Two years later, in 2016, Shivam finally went into remission and finished his cancer treatment, which Usha said gave her "mixed feelings" because she "couldn't believe" he had beaten the illness.

He was initially diagnosed just six days after his sixth birthday and eight weeks after the birth of his little brother Parth, a combination of events that meant the family experience extreme financial difficulties.

Usha said: "My husband Shashi could not work and I was on maternity leave so, though we tried our best, we could not save our home.

"It would have been hard for even a normal family to face these problems and people talk a lot about support but there is no support, let me tell you.

Shivam his mother and younger brother Parth, 6

"Before Shivam was diagnosed with cancer we had paid taxes and never asked for a penny in benefits but then our circumstances drastically changed."

Shivam's compromised immune system meant being around so many other people in hostel accommodation and with only one room for his whole family put him at serious risk.

Usha added: "Shivam had to go to Northwick Park Hospital every day from 9 to 5 and when he came home he could not eat or sleep because the treatment was very hard.

"We had no money because we could not work and the fare to the hospital was £10 every day but we survived anyhow.

"He was on a high dose of medication and there were other children in the hostel with whooping cough so we could not stay there. I was worried because there were people in the hostel who had been there for six months.

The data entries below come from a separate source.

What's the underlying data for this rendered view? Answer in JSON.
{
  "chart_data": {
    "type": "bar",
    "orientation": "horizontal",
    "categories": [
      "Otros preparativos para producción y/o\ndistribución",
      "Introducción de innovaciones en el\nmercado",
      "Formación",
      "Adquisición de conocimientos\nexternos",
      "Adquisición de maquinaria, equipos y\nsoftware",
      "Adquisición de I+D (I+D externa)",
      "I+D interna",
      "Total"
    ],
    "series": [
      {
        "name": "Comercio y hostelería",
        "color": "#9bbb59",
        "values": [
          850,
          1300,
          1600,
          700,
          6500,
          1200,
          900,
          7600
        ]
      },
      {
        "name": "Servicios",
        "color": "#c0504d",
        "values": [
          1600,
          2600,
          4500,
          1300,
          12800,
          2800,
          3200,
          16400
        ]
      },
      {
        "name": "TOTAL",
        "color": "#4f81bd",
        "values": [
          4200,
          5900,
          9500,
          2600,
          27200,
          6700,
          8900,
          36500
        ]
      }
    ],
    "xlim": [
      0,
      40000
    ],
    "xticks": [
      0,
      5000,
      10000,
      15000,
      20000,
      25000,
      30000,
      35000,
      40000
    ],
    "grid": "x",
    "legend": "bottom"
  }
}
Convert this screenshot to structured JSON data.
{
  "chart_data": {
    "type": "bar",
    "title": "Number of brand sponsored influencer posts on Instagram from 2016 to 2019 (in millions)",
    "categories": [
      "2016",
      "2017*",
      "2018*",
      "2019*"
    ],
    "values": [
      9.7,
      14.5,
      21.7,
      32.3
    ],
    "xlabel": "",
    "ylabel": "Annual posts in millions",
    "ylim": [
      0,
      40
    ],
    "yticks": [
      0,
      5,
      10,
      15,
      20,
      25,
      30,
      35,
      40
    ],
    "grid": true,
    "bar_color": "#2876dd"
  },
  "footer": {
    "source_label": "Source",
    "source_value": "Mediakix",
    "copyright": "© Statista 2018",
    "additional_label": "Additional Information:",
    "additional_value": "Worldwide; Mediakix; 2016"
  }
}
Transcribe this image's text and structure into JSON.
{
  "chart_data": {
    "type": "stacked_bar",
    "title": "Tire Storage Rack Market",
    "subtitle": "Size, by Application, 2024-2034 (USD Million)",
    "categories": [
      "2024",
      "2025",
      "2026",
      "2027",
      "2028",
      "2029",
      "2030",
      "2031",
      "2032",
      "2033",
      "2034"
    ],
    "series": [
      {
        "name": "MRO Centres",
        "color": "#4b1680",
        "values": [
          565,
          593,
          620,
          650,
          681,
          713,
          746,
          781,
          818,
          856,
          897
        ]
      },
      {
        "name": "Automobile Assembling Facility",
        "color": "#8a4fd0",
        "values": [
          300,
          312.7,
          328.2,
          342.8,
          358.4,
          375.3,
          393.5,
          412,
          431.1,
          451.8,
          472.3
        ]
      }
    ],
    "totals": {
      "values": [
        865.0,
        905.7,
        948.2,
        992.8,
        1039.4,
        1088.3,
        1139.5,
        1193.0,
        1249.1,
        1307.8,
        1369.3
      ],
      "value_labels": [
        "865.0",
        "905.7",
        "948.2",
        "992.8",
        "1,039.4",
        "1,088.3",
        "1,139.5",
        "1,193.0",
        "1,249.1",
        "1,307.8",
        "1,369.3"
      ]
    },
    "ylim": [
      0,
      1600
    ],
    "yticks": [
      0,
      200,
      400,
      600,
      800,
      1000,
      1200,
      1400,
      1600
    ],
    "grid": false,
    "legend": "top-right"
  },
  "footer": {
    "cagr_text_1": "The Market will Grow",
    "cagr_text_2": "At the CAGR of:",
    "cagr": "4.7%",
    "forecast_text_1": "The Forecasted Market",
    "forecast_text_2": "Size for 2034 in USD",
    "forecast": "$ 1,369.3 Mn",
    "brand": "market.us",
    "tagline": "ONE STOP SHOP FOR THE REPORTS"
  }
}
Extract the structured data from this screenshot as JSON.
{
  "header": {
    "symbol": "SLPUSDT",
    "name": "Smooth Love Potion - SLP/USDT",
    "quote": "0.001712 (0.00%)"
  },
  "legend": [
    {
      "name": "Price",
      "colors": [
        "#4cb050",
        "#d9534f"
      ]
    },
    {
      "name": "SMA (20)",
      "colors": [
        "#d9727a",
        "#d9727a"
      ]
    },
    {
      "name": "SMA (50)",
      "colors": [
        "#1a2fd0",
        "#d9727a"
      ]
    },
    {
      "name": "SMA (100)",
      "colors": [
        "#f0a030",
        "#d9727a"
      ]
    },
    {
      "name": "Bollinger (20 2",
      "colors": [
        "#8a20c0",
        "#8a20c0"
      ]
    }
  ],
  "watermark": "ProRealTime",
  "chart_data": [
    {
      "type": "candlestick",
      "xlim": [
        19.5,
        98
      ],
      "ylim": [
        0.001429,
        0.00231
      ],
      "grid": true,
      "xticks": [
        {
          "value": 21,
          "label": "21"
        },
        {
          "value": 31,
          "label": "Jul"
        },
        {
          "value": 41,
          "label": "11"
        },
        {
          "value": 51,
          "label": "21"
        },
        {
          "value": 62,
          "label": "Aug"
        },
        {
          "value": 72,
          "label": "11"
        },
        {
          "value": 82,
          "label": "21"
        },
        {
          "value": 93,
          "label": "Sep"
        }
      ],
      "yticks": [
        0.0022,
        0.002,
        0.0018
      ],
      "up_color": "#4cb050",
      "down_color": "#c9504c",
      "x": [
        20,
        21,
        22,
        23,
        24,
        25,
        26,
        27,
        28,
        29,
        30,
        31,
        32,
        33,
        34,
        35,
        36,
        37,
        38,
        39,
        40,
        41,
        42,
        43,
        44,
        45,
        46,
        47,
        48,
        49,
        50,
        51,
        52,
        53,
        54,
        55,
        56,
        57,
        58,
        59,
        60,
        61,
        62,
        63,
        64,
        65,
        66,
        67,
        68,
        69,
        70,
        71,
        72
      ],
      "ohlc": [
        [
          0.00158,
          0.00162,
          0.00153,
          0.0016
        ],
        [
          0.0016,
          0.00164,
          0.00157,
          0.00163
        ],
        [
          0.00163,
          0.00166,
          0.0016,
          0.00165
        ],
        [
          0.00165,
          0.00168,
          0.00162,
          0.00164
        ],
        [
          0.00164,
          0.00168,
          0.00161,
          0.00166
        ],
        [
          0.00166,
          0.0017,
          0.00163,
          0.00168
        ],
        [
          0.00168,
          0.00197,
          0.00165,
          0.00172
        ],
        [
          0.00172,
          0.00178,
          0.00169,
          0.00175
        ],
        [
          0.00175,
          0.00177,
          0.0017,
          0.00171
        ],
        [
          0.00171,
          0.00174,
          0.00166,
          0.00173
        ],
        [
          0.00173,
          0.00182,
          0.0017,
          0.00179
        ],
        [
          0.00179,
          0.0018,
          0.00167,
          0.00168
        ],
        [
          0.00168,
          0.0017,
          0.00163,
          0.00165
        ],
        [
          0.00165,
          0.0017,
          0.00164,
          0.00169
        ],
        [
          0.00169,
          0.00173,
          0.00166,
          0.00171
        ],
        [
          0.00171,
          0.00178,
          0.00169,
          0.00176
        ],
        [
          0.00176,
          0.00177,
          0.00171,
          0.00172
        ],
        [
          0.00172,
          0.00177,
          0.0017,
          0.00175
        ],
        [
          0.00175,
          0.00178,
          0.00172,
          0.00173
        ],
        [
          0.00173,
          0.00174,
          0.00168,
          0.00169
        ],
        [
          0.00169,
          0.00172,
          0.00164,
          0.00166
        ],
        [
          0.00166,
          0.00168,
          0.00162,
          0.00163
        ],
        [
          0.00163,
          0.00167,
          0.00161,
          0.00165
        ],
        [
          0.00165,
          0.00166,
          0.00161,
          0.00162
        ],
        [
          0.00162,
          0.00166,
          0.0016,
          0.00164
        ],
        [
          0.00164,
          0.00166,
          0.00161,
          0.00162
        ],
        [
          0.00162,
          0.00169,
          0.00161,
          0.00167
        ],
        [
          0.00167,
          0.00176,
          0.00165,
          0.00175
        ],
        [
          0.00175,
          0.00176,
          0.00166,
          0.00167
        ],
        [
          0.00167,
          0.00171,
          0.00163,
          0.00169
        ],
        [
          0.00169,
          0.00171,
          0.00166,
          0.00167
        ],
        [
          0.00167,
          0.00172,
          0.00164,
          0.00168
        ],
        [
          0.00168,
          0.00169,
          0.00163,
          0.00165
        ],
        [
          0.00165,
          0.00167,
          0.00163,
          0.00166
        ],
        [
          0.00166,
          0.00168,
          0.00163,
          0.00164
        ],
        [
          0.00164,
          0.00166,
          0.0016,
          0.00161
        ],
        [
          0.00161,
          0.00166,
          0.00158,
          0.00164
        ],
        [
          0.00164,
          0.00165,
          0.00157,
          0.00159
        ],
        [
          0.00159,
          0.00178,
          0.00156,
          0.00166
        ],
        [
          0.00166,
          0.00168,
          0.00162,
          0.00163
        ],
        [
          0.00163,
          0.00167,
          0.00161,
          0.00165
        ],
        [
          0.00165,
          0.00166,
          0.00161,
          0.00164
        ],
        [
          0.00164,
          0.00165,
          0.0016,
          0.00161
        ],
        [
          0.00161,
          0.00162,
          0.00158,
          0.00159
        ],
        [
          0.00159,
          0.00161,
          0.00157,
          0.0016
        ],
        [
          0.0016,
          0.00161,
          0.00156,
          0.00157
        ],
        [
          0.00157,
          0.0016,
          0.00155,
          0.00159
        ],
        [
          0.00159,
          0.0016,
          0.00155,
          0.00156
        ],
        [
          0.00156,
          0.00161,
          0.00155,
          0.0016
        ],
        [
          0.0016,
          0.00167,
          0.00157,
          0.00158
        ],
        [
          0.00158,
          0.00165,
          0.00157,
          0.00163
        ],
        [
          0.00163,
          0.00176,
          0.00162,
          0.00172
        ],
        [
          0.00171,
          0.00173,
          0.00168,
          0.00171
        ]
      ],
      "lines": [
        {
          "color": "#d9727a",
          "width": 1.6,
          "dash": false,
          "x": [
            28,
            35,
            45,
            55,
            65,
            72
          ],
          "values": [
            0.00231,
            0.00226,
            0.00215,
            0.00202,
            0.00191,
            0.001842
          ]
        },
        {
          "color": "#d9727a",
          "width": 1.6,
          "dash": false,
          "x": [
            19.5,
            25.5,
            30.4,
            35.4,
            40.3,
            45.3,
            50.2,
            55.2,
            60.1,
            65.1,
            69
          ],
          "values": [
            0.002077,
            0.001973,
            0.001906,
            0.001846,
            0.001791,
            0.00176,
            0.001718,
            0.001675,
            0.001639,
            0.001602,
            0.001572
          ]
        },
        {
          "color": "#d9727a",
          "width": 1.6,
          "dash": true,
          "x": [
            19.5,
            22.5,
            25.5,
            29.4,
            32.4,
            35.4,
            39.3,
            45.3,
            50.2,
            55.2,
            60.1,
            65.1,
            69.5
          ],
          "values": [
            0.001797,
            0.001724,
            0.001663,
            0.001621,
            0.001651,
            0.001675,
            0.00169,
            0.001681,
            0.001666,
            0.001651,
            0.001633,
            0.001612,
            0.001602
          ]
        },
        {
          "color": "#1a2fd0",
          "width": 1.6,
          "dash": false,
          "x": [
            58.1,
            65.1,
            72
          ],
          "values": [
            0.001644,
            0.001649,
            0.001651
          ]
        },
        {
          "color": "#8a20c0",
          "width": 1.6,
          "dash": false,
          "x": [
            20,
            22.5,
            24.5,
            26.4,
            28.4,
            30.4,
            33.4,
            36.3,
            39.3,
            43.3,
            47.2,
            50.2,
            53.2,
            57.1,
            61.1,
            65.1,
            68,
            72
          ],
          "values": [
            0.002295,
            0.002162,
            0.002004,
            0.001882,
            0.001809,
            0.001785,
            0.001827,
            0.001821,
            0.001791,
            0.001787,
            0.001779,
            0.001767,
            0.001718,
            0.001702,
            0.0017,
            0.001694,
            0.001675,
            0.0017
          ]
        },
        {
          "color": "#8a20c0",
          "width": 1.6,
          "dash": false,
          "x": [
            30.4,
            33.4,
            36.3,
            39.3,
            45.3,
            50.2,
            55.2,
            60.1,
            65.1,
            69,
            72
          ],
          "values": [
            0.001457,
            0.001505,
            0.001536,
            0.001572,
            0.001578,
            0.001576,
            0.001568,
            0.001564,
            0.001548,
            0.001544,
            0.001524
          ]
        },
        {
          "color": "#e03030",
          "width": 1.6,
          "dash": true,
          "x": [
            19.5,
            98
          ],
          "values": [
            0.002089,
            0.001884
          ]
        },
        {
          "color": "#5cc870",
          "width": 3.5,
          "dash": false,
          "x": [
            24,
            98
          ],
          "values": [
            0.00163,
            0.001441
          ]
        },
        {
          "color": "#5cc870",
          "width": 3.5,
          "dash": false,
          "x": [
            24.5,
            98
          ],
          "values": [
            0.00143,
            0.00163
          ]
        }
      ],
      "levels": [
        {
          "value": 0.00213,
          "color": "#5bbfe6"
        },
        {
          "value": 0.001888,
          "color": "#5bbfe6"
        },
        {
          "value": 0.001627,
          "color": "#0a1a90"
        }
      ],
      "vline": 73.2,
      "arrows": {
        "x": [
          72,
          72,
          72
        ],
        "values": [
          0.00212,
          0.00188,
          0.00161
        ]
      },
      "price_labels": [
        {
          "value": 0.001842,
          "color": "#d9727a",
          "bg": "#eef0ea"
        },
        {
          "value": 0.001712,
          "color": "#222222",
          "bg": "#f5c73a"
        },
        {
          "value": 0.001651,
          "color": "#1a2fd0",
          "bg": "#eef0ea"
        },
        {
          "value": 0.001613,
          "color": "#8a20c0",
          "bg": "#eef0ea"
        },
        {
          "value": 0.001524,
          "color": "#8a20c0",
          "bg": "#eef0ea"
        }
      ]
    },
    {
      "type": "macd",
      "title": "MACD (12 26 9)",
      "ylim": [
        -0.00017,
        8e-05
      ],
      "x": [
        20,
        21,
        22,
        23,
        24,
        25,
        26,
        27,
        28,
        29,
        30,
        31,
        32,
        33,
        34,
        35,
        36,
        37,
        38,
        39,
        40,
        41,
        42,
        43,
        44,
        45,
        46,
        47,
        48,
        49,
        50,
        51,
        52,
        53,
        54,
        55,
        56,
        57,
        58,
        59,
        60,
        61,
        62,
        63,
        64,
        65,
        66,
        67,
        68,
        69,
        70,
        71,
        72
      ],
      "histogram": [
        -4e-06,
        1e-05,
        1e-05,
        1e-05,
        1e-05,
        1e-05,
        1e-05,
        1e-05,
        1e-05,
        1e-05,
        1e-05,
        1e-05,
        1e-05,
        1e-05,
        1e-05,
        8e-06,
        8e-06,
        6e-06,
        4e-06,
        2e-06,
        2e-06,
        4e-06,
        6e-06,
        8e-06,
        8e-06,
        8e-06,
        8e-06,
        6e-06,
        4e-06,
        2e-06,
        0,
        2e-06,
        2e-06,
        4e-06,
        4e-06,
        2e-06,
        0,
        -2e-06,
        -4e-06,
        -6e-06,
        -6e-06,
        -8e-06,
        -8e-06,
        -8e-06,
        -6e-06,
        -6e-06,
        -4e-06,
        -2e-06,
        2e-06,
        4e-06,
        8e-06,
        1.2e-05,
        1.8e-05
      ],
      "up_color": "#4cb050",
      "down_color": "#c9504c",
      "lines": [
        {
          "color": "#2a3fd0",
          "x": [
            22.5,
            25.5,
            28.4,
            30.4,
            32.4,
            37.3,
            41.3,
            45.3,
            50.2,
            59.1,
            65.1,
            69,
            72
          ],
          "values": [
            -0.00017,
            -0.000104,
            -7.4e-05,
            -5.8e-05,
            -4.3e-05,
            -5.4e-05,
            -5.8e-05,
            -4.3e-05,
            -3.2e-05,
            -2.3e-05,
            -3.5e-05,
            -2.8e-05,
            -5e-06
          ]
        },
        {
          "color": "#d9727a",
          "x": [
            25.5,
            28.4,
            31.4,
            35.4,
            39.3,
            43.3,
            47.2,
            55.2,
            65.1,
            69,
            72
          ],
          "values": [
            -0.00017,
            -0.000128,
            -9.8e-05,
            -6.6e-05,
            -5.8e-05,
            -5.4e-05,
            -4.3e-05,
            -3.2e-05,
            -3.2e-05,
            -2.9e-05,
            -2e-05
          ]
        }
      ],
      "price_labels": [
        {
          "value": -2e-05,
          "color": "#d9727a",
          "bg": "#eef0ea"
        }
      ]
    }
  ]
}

"I used to have to go to the library with my little baby to contact the housing officers but everybody just said they would look into the matter and still nothing happened.

"Only when the Ealing Gazette published our story did the council finally start to take me seriously. The story was published on December 28 and by the end of the Christmas holidays, they moved us into temporary accommodation in West Ealing."

The Ealing Gazette article that Usha says forced Ealing Council to act

The family waited nearly three years for a permanent home in Northolt, which is big enough to accommodate the complicated needs of their two children, who are both diagnosed with autism.

Usha said: "Parth is a very hyperactive child and Shivam is more calm, which can make it difficult for them to get on, so it helps to have a big enough house that we can separate them.

'He can get very frustrated'

"That said, when we moved to Northolt, Shivam had to change to a different school, which is hard even for normal children but with autism is more difficult.

"He can find school very boring because it's so easy for him and I think it can be hard for him being on such a different level to other children his age. He can get very frustrated when people do not understand him.

"Sometimes he was sad and didn't want to go to school so I had to force him. I was a top student when I was young and his dad did regret not finishing school so I told him he has to finish.

"I think it will be a lot easier for him to interact with same-minded people at Mensa. He sometimes feels people only care about expensive clothes and don't notice things like intelligence."

The chance to be around like-minded people is one of the advantages of membership of Mensa.

Shivam will become one of 21,000 British Mensa members and one of 134,000 members worldwide, who come from more than 100 countries.

The society was set up in 1946 and is the oldest and largest organisation of its kind in the world.